Para akademisi pun pasti geleng-geleng kepala membacanya, mendengarnya, dan niscaya juga kalangan awam. Stigma lama bahwa bahasa yang dipakai kaum cendekiawan “melangit”, sulit dimengerti kaum awam, yang faktanya justru hal inilah yang menyebabkan dunia cendekiawan cenderung berjarak dengan dunia nyata keseharian, begitu kental dalam bahasa mewah akhi Vicky.
Ya, akhi Vicky memang hanya satu sample kasus masalah kebahasaan ini: dikotomi bahasa keseharian dan bahasa cendekiawan.
Jumhur akademisi sepakat bahwa tujuan utama sebuah ilmu, bahkan ilmu yang terkenal pelik semacam filsafat sekalipun, adalah untuk menghadirkan manfaat nyata pada kehidupan.

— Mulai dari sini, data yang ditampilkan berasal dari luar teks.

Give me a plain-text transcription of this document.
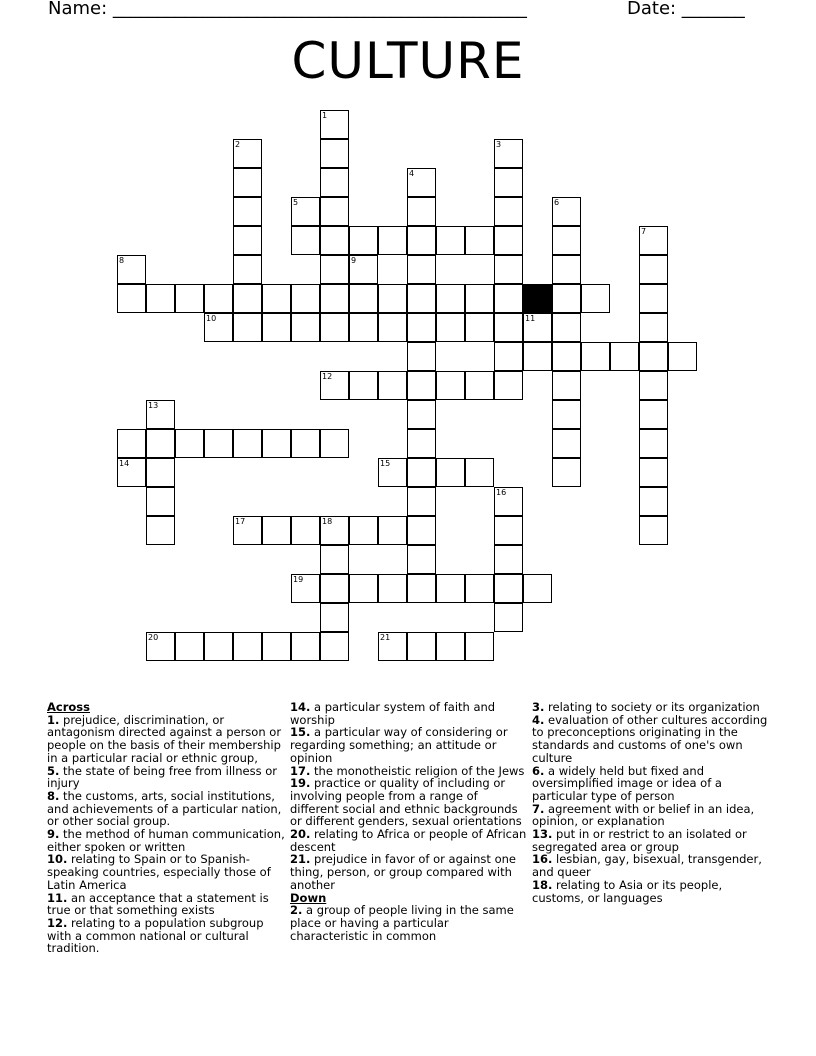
Name: ______________________________________________	Date: _______
CULTURE
1
2	3
4
5	6
7
8	9
10	11
12
13
14	15
16
17	18
19
20	21
Across
1. prejudice, discrimination, or antagonism directed against a person or people on the basis of their membership in a particular racial or ethnic group,
5. the state of being free from illness or injury
8. the customs, arts, social institutions, and achievements of a particular nation, or other social group.
9. the method of human communication, either spoken or written
10. relating to Spain or to Spanish-speaking countries, especially those of Latin America
11. an acceptance that a statement is true or that something exists
12. relating to a population subgroup with a common national or cultural tradition.
14. a particular system of faith and worship
15. a particular way of considering or regarding something; an attitude or opinion
17. the monotheistic religion of the Jews
19. practice or quality of including or involving people from a range of different social and ethnic backgrounds or different genders, sexual orientations
20. relating to Africa or people of African descent
21. prejudice in favor of or against one thing, person, or group compared with another
Down
2. a group of people living in the same place or having a particular characteristic in common
3. relating to society or its organization
4. evaluation of other cultures according to preconceptions originating in the standards and customs of one's own culture
6. a widely held but fixed and oversimplified image or idea of a particular type of person
7. agreement with or belief in an idea, opinion, or explanation
13. put in or restrict to an isolated or segregated area or group
16. lesbian, gay, bisexual, transgender, and queer
18. relating to Asia or its people, customs, or languages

Kita pasti akan mengamini statemen lama Plato, bahwa orang pintar bukanlah orang yang berbahasa berat sehingga sulit dimengerti, tetapi adalah orang yang mampu membahasakan hal berat dengan sederhana. Target dari statemen ini jelas, agar semua kalangan mampu memahami sebuah kalimat, statemen, teori, ilmu, dan menerapkannya secara nyata dalam kehidupan keseharian.

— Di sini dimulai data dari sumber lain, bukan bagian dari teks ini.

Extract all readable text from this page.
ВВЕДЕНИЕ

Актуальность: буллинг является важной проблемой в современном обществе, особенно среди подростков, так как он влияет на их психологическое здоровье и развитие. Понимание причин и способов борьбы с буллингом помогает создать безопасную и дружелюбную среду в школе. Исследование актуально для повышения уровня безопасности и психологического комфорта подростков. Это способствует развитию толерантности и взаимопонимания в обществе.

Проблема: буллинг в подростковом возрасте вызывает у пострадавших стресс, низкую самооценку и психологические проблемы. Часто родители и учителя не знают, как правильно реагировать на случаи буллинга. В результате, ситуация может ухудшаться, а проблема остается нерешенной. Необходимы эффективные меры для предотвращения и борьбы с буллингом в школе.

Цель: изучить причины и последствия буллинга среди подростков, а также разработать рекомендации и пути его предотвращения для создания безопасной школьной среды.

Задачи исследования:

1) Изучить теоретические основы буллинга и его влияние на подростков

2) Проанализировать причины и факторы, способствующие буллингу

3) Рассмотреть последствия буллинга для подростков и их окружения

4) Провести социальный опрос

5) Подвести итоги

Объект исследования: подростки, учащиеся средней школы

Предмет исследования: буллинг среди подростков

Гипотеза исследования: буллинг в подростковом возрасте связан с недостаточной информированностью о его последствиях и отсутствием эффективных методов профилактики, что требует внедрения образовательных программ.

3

Begitulah seyogyanya sebuah ilmu yang lekat dengan kaum akademisi, cendekiawan, bekerja dalam kehidupan nyata. Karena itulah, seyogyanya pula, kaum cendekiawan wajib memperhatikan betul efektivitas komunikasinya, dengan kalangan manapun. Bahasa yang dipakai di bangku kuliah harus dibedakan dengan bahasa yang dipakai di bangku rapat pedukuhan, kendati esensi keilmuannya tetaplah sama. Tidak peduli itu sedang menggunakan dialektika Hegel sekalipun saat berceramah untuk membangun kesadaran masyarakat pesisir menjaga hutan bakau, misal, maka bahasa yang dipakai seyogyanya bukanlah bahasa Sejarah Filsafat Hegel. Tetapi bahasa keseharian dengan maksud supaya penerima informasi bisa mengerti, lalu menerapkannya secara nyata.

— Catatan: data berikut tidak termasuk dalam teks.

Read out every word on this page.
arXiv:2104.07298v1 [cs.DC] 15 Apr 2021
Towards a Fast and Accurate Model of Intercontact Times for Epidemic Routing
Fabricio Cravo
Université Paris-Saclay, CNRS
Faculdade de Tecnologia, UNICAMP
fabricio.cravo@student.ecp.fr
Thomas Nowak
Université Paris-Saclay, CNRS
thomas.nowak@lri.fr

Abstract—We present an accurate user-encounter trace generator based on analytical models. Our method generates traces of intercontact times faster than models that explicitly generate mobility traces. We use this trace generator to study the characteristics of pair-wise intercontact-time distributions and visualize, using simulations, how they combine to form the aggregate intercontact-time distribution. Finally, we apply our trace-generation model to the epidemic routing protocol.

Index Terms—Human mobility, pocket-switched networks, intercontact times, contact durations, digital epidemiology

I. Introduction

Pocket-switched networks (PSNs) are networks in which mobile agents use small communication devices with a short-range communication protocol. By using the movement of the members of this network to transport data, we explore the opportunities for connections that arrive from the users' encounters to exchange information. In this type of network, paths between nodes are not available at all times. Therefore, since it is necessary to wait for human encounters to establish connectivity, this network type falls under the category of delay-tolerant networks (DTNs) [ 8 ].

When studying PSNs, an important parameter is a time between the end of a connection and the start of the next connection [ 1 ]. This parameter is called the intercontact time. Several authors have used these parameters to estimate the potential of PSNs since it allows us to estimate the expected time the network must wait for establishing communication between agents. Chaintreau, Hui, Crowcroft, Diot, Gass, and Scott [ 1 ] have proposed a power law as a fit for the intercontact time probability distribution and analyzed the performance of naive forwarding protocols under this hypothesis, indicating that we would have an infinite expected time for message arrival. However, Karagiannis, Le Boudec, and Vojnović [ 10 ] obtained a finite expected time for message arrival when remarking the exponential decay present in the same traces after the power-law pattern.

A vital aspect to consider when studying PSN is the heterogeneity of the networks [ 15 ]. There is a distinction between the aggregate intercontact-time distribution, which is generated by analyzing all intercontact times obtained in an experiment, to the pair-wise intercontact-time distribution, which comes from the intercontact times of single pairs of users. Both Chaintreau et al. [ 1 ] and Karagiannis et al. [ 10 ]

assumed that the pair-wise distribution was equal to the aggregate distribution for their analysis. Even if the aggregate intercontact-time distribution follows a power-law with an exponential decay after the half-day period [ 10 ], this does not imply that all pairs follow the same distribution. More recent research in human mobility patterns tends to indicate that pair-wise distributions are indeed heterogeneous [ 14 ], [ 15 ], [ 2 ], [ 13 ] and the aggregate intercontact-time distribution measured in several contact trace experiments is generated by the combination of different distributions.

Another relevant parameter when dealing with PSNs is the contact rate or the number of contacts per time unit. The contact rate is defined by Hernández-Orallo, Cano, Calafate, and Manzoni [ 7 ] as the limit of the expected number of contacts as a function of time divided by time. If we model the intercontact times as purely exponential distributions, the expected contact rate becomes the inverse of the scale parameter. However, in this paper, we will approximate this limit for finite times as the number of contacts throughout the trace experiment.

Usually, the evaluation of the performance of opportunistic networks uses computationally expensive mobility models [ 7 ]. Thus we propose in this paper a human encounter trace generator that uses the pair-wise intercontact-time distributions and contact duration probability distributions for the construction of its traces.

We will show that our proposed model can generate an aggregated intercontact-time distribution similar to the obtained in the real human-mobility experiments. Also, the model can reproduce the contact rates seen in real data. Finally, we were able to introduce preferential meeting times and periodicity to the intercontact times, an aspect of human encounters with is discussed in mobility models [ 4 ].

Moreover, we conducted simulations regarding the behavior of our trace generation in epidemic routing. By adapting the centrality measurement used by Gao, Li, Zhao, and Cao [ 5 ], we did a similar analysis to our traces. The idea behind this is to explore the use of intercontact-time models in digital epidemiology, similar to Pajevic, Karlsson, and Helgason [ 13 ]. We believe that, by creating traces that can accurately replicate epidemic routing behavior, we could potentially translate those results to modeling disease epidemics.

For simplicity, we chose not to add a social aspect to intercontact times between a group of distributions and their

Kemampuan seorang cendekiawan menjadikan prinsip ilmunya begitu sederhana, sehingga begitu mudah dimafhumi kalangan luas, merupakan cermin langsung kedalaman ilmu cendekiawan bersangkutan. Logikanya, orang-orang yang gagal membangun arus komunikasi yang tercerna efektif oleh audiensnya pastilah tidak memiliki pengetahuan mendalam terhadap apa yang dibahasakannya.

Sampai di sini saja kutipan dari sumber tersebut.